Truthfully, the weather is not always perfect for being outdoors – and without a dog, there is nobody forcing you to leave your apartment. But even if it’s pouring, that’s no reason to neglect active breaks. Regularly getting up from your desk and moving a little bit in your home is great for getting your body back on track. “And don’t forget to stretch”, adds Kirsty. “Stretching regularly feels really good after you’ve been at your desk for a while”.
4) Food and drink
Our team also recommends fueling your body healthily. “Taking enough time for meals energizes you and aids general wellbeing”, says Robin. “You should also keep tabs on how many snacks you have at home and whether or not they’re healthy”, adds Cyrill. Only eating chips and candy will leave you feeling less than stellar. Seasonal fruit and veggies, on the other hand, add some color and boost your immune system.
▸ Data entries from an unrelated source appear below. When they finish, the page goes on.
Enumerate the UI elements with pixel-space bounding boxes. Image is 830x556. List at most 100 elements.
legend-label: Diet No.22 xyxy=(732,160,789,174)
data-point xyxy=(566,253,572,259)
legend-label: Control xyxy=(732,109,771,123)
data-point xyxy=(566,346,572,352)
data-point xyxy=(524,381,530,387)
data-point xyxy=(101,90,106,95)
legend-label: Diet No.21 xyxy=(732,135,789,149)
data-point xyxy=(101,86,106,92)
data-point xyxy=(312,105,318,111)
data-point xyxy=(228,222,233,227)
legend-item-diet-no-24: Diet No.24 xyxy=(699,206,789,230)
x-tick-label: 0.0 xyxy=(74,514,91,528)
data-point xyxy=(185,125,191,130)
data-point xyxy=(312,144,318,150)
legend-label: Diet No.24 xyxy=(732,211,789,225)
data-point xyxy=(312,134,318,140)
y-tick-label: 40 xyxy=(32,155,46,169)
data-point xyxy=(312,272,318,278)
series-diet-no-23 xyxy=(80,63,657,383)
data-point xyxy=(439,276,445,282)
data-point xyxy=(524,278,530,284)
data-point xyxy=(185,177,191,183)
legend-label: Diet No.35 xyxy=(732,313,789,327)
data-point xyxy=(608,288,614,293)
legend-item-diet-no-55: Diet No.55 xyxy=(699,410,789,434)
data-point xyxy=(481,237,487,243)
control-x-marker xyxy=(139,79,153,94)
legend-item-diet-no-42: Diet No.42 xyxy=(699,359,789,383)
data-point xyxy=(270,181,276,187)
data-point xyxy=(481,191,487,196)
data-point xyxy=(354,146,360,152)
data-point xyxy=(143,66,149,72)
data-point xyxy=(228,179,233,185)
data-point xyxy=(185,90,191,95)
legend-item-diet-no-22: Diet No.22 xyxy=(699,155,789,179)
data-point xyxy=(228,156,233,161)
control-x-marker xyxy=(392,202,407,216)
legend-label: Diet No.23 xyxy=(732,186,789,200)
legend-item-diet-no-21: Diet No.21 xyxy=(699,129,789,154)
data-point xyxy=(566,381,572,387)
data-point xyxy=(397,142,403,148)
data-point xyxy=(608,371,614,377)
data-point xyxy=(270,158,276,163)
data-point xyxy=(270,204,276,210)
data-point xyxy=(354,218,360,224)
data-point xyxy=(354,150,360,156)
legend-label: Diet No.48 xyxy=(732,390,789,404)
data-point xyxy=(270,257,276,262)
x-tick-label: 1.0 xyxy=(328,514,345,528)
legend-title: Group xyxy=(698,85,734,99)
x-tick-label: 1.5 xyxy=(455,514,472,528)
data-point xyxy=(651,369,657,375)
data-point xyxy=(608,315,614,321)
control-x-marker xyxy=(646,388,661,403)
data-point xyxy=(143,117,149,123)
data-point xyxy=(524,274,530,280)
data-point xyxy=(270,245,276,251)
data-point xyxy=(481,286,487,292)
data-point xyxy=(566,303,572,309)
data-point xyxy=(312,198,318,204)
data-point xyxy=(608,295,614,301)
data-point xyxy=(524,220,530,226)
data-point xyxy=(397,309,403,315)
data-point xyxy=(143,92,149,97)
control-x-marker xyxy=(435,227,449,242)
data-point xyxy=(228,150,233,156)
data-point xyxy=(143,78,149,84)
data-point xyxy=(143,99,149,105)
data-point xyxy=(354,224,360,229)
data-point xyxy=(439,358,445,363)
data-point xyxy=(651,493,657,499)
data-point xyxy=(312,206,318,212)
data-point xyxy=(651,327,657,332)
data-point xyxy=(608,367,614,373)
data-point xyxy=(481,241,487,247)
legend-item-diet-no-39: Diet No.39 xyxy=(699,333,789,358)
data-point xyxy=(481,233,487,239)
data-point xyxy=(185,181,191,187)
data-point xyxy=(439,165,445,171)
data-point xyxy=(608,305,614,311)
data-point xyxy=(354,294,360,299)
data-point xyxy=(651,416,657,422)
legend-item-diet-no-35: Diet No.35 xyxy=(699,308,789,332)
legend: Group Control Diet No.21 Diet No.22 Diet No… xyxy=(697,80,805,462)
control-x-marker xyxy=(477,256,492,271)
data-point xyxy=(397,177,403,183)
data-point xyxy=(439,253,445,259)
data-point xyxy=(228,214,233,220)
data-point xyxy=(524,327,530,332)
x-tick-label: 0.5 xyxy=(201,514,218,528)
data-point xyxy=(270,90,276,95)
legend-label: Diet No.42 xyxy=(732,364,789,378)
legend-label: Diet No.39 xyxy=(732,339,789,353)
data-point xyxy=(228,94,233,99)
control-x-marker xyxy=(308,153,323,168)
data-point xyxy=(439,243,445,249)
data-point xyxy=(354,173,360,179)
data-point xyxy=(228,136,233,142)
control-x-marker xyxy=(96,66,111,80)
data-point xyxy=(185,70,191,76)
All that being said, it’s counterproductive to be too hard on yourself. “Particularly in these stressful times, it’s not helpful to additionally stress out over a chocolate bar here or there”, says Olivia.
Kirsty recommends “watching your coffee intake”, as too much coffee can be hard on your system. Instead, focus on drinking enough water. Especially when it’s cold, regularly reminding yourself may be necessary. A hot tea is great for warming up, though – perhaps after a walk.
5) Mental Health
Physical health is important, but mental health is equally crucial. Those who, like us, worked in an office prior to the pandemic, may be coping with loneliness. It is thus all the more important to actively keep in touch with your colleagues. Ramona recommends “using videoconferences for more than just mandatory meetings. Use them for virtual coffee breaks with your coworkers”.
To process the workday, it can be helpful to “write down the things that were good about your day and that you’re proud of”, says Kirsty. That’s great for focusing on the positive and elevating your mood. Right now, the world often seems particularly dark, so illuminating the high points is very important.
Cyrill also knows how important it is “to cultivate gratefulness and positive emotions”. That is a lot easier to do when you have a team that sticks together. He adds: “It really helps to know that I have great colleagues that I can count on”.